Thursday, 29 March 2012

Favourite Paintings - Van Gogh

Given the beautiful sunny weather at the moment, this is perhaps an easy choice for favourite painting - Vincent van Gogh's Sunflowers.

Vincent van Gogh Vase with 12 Sunflowers (version 3) (Oil on canvas 1888)

They're happy and vibrant and full of life-affirming optimism, and I think that's why so many people identify with and love these paintings.

Van Gogh had moved down to Arles in the sunny south of France in 1888, intending to set up a studio in the 'Yellow House' with his friend Paul Gauguin.  In preparation for his arrival, Vincent excitedly painted a series of 11 pictures of sunflowers to decorate the house.  Yellow, the colour of the sun, symbolised happiness, with the sunflower being a Dutch symbol of devotion and loyalty which he felt for his friend.  Also, by including flowers from buds and full blooms through to drooping seed heads in the paintings, it is a reminder of the cycle of life.
The paint is applied thickly, with love for the medium, and in a huge variety of strokes.  As well as the colour being expressive, the marks are too - fluid, lively, quick, with lots of texture.

Vincent van Gogh Sunflowers (detail) (Oil on canvas, 1888)
 Vincent van Gogh Sunflowers (detail) (Oil on canvas, 1888)
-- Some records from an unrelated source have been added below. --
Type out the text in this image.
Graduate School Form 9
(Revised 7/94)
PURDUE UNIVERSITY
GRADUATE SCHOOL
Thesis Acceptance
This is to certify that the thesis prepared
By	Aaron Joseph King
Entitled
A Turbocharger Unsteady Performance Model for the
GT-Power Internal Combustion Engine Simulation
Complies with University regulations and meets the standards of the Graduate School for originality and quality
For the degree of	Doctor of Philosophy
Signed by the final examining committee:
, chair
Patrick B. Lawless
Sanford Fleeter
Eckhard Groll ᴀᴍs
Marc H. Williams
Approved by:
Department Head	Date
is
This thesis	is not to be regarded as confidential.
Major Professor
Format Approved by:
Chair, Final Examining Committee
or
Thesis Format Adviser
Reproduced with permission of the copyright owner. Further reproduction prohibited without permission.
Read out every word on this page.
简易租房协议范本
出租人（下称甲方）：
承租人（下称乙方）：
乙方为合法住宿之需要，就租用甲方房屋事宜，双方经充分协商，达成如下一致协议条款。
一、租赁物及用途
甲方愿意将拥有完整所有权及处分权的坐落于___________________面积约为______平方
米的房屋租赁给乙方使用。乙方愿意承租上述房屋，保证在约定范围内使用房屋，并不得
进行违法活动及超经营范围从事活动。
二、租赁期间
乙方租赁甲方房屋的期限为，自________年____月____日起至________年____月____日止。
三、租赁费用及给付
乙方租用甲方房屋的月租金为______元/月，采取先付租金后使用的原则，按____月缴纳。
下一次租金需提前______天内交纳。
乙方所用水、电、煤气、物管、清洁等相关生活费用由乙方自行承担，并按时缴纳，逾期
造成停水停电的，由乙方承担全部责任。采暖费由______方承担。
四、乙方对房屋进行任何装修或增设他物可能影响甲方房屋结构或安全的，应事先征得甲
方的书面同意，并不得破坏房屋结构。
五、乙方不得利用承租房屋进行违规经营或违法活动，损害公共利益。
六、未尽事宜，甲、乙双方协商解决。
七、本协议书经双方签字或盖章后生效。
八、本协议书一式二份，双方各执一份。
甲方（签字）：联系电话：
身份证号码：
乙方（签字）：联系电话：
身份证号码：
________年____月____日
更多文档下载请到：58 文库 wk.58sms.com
Initially, the sunflower paintings followed established painting rules, having a blue background (blue being the complementary of yellow, so that each colour is intensified by being beside each other).  However later paintings in the series have yellow backgrounds, so you have yellow on yellow with yellow, with just a central pop of blue.  It's turning the happiness and the message of the paintings right up to 11.
Vincent spent spent the summer of 1888 in a frenzy of work and waiting. Gauguin finally rolled into town in October, bringing a long roll of rough jute as a present, which both painters used as a substrate to paint on.  (You can trace their paintings they they did together at this time by piecing together the paintings that were cut from this roll of jute.)  
Having waited for months for his arrival, van Gogh must have been quite overwhelmingly fit to burst when his friend turned up.  Gauguin, however,  seems to have been quite arrogant and domineering. Unfortunately, it all ended in tears, with the actuality of the situation being nothing like the artistic idyll which Vincent had built up in his head.   The two artists didn't agree on anything, from domestic arrangements to painting, and van Gogh couldn't cope with Gauguin's overwhelming critical attitude.  
In only 2 months Gauguin was gone, and Vincent was plunged into severe depression.  
Eighteen months later, van Gogh was dead.